Jakarta Antara Jateng - Deputi Bidang Teknologi Energi Nuklir Badan Tenaga Nuklir Nasional (Batan) Taswanda Taryo mengatakan pembangunan pembangkit listrik tenaga nuklir (PLTN) yang pertama kali di suatu negara penuh dengan nuansa politik.
"Hampir di semua negara, pemmbangunan PLTN yang pertama penuh dengan masalah politik. Baik itu di Korea maupun India," ujar Taswanda dalam konferensi pers di Jakarta, Senin.
Permasalahan politik yang dimaksud adalah tarik ulur jadi atau tidaknya pembangunan PLTN oleh berbagai pihak.
Dalam hal ini, lanjut dia, komitmen pemerintah akan pembangunan PLTN sangat penting.
"Di Korea Selatan misalnya, presidennya yang langsung turun tangan".
Pembangunan PLTN juga harus dilakukan dengan penuh komitmen karena menyangkut masalah keselamatan dan jaminan keamanan. Oleh sebab itu, jaminan pemerintah sangat penting.
"Kami sudah bertemu dengan Presiden Jokowi, dan beliau minta disiapkan peta jalan, rinciannya, dan berapa biayanya. Kami sedang menyiapkan itu," papar dia.
Beberapa persiapan yang dilakukan meliputi sumber daya manusia, penguasaan teknologi, lokasi, peta jalan, kajian dampak sosial, budaya, dan ekonomi, serta melakukan edukasi pada masyarakat.
Untuk pembangunan PLTN, dia menyebutkan membutuhkan dana sebesar Rp2 triliun ditambah Rp230 miliar untuk pendampingan atau jaga - jaga.
Pembangunan PLTN sangat diperlukan untuk menekan besarnya biaya energi yang selama ini sebagian besar adalah energi fosil.
Sepanjang rentang 2011 hingga 2013, Batan telah melakukan studi lokasi PLTN di Bangka Belitung dan dinyatakan layak sebagai lokasi pembangunan PLTN.

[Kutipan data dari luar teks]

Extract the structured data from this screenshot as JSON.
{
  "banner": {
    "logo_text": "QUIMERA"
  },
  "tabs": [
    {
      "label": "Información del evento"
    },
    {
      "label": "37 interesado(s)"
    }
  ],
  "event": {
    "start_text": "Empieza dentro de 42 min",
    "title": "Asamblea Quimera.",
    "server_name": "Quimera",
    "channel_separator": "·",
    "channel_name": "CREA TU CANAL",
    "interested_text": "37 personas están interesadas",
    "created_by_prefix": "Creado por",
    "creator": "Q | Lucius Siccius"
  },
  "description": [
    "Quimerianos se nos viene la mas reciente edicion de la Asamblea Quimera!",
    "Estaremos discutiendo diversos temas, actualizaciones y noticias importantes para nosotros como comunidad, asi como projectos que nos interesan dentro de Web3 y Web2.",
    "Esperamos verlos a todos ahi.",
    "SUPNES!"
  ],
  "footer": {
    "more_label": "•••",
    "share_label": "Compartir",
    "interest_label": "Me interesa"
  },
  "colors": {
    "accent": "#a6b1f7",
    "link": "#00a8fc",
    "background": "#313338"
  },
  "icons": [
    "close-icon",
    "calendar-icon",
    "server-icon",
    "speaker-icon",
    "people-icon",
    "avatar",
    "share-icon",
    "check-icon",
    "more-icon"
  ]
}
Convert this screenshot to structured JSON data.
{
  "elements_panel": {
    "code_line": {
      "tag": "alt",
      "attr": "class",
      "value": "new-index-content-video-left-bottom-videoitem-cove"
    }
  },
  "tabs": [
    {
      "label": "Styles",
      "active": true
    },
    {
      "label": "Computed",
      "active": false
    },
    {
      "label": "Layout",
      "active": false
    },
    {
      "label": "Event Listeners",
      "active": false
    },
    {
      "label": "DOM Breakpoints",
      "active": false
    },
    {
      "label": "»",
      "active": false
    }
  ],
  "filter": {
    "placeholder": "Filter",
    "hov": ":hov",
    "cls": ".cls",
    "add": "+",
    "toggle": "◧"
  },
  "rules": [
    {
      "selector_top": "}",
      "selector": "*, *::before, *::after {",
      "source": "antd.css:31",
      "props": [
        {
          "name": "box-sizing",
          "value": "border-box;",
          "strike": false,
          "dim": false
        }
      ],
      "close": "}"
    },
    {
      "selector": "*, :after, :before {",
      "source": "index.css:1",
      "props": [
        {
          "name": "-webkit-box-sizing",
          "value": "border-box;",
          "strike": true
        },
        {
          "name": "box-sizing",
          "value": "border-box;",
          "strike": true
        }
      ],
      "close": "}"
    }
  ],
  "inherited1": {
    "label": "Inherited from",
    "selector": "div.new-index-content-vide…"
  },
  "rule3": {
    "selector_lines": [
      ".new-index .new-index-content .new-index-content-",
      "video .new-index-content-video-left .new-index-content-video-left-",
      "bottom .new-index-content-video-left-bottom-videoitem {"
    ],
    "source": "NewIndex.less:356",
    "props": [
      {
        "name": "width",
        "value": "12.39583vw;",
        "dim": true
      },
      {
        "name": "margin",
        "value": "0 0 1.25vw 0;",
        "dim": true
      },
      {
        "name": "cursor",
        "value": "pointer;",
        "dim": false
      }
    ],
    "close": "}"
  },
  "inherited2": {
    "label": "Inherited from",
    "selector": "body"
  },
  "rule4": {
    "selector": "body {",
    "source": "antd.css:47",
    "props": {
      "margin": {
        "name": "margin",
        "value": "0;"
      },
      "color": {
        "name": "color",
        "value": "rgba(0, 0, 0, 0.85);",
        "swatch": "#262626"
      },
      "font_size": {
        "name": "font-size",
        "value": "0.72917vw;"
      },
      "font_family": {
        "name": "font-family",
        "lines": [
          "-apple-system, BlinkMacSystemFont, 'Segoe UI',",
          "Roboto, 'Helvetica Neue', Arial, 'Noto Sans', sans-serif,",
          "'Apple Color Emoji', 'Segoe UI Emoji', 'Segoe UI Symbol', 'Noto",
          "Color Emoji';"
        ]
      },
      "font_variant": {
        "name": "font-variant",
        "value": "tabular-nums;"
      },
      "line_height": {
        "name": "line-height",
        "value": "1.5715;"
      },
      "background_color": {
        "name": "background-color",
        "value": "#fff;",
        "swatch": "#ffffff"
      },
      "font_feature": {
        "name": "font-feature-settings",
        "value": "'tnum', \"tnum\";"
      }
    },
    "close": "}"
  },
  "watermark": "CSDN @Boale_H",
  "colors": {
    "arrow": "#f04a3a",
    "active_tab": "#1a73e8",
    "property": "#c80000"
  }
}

Berdasarkan hasil Rencana Umum Energi Nasional, nuklir menjadi pilihan terakhir. Hal itu mencakup langkah berikut yakni membangun reaktor daya riset dan laboratorium reaktor sebagai tempat ahli nuklir berekspresi, berinteraksi, dan berkarya serta memberikan dukungan untuk dilaksanakan riset terkait dan mendorong kerja sama internasional agar selalu mengikuti kemajuan teknologi.